Difficult or contested issues are also ideal to address through a public arts approach. Civic discourse and focus on the uncomfortable tensions and unanswered questions among groups are always extremely difficult and break down often enough due to poor process. Public art allows the use of image, metaphor and conversation as a means to open up the issue in a new way. Individuals and groups on opposite sides of an issue can engage in dialogue around central metaphors like ‘bridging,’ ‘trolls under the bridge,’ and intimacy. What we find is that a viable way to generate meaning and images are key elements required to create a civic process that allows for genuine dialogue and long-term resolution of critical issues. In fact, when we have used a public art approach to sensitive issues, participants have asked for additional assistance with more deeply engaging in an arts process to allow communities to more profoundly address their critical issue.

What Public Art Teaches Us....

We have discovered several powerful things about public art as well as the type of artist to involve. First of all, the artist should understand that public art is a PROCESS, not just the sculpture or painting at the end of the grant period. The artist must be an excellent facilitator of dialogue and a good listener, as s/he will have to elicit the metaphors and ongoing direction of the project from the conversations and meanings generated by participants. They must understand their role as participant-observer, not as expert creator. Thus, the artist you consider should be as well-versed in the notions of democracy, cultural creation and civic processes as they are in their artistic medium and visibility in the ‘art world.’ The artist should also understand that public art is not a piece of art that gets installed in the public domain, but is the fully-owned culmination of a long engagement with a community around a core of critical issues about which they care deeply.

Art can also get you to places that standard facilitated discussions OR meetings with agendas cannot. It will inspire and provoke fascinating dialogue, because the conversations are meaning and image-based, NOT issue-driven or polemical. We have found that faculty who would be completely disinterested in a learning process around collaborative, scholarly practice suddenly discover the implications for the nature and praxis of their own work because the dialogue has been funneled through an arts medium. Discussing the emotional valance and content of inquiry is much more open and comforting through an experimental, metaphoric and visual framework.

Enticing Repeat Offenders...

We have also learned that arts are a strange attractor. People keep coming back to see what the ‘art guy’ is going to do this time. Others show up because they heard about the ‘art guy.’ In our brief practice, we have seen the public arts approach multiply in numerous configurations from our central, tri-state public art learning process to two separate public art endeavors in North Dakota, a tribal art initiative in South Dakota, and a community-based public art program in rural Minnesota. People like what they see and learn deeply and thus want to replicate this powerful process in other aspects of their lives and communities.

What Public Art Ain't....

It’s also important to know what ISN’T public art. It’s not just sculpture stuck in public somewhere. It’s not just hiring an artist and getting a product after several months. It’s not having an artist display several options for pieces up front and then having a committee select the one they like the best (with some modifications). This is all too typical, as people conflate art in public with public art, much the way we confuse democracy with the political process.
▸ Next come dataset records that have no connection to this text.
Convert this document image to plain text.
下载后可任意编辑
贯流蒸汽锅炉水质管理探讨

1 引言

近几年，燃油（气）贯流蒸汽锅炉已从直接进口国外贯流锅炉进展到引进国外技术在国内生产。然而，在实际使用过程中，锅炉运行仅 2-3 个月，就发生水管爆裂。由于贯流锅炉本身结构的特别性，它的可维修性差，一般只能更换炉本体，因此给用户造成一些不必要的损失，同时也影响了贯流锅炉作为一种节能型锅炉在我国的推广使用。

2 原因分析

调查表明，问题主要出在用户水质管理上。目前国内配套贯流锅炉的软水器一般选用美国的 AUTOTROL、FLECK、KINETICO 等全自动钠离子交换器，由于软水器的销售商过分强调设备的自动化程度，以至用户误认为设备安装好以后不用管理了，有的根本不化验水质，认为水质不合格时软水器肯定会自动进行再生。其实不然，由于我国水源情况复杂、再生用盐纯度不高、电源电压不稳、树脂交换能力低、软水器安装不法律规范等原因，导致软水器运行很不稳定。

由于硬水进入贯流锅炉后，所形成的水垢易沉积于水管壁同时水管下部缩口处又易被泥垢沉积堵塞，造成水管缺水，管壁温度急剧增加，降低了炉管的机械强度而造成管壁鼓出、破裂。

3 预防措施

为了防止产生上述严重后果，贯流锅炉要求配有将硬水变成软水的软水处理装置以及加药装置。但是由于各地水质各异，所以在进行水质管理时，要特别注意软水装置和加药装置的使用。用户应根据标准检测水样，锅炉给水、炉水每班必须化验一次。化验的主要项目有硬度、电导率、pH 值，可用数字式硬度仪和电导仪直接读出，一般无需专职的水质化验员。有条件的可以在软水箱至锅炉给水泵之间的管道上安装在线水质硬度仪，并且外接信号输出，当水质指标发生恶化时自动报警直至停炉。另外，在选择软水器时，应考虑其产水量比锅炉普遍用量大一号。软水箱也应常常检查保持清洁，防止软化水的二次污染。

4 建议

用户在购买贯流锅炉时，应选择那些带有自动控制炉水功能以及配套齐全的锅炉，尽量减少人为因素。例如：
With our faculty, we have used public art to generate understanding and meaning of civic engagement and scholarship. We have learned through our work with Karl that engagement requires intimacy and trust. We now know that through the sculptural sketches that he has constructed that there are many views to understanding a problem and a solution and that consideration of all worldviews must be present to derive the richest meanings. We now know that scholarship is fully about observation, analysis and meaning-generation. It too, at its best, is an art, and when harnessed to a civic process, can leverage deep and sustainable impact in our communities.